We need to lay quite some groundwork for the existing implementation, 
seen by many patches merged recently. Patch like "sched/uclamp: Set 
max_spare_cap_cpu even if max_spare_cap is 0" has already created other 
problems, shown in my evaluation results which I doubt you looked at, 
and now you are saying we need to cope with cpufreq governor and 
hardware limits. It sounds like a much bigger hack when the 
effectiveness of uclamp depends on governor and hardware limits. Also, 
we still don't know how many lines of code are needed to address all 
these problems.

This conversation is going nowhere. The fact that we have gone back and 
forth so many times and you have spent quite some time lecturing me that 
I don't know stuff, and you haven't commented on the drawbacks shown in 
my whitebox tests or on evaluation numbers shown in benchmarks or on 
anything technical of this series even once is very alarming to me. 
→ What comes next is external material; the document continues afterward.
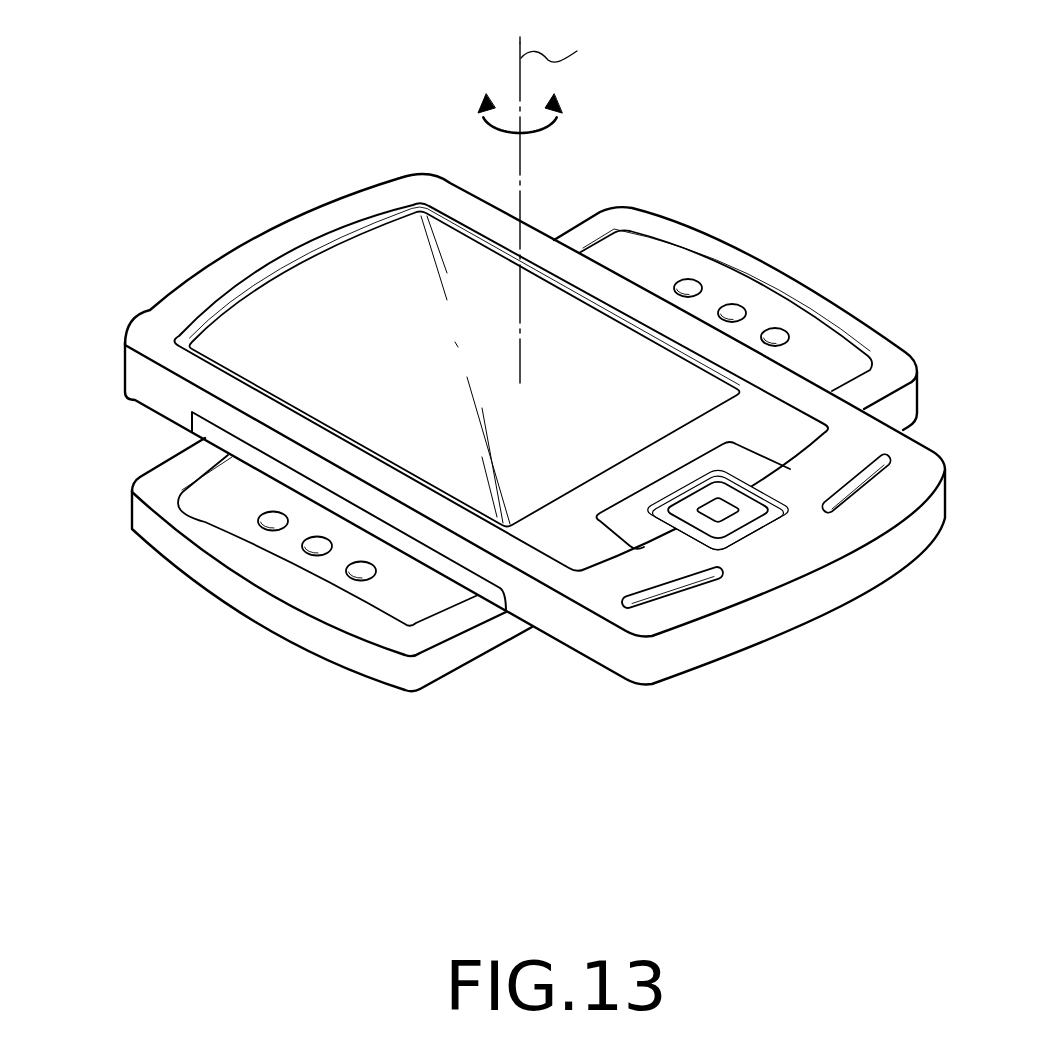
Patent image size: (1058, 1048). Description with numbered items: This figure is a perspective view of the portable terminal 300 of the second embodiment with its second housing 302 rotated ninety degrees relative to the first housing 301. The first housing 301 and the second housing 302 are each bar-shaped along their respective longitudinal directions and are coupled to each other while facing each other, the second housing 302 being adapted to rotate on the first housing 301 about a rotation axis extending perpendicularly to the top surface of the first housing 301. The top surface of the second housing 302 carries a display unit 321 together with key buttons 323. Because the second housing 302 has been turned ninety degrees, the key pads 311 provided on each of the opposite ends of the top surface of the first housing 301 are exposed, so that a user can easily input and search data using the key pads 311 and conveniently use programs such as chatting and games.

Meanwhile, other people have spotted and pointed out technical issues 
like the under-utilization problem. We have wasted too much time on 
this, and I probably will only reply to you on technical discussions 
from now on.

>>
>> What I can summarize from sum aggregation is:
>>
>> Pros:
>> 1. A more effective implementation, proven by evaluation numbers
>> 2. Consuming the same or even less power in benchmarks
>> 3. 350 lines of code in total, less than half of max aggregation
>> 4. This series shows the entirety and effectiveness of sum aggregation, at
>> this very moment, today. Max aggregation needs further filtering and load
>> balancing patches which we have not seen yet.
>> 5. Resolves the drawbacks from max aggregation (which you might say is the
>> same as 4)
>> 6. Significantly reduces uclamp overhead, no bucket operations
>>
>> Cons:
>> 1. should not be summed (although the scheduler used to sum up utilization
>> and util_est sums up a processed PELT signal today)
>> 2. Under-utilization case (which is a problem GROUP_THROTTLE also has, and
>> can be worked around. Please, I know the intention of GROUP_THROTTLE, I'm
>> just talking about its actual effects).
>>
>> I don't see why the things I listed above is in the wrong direction.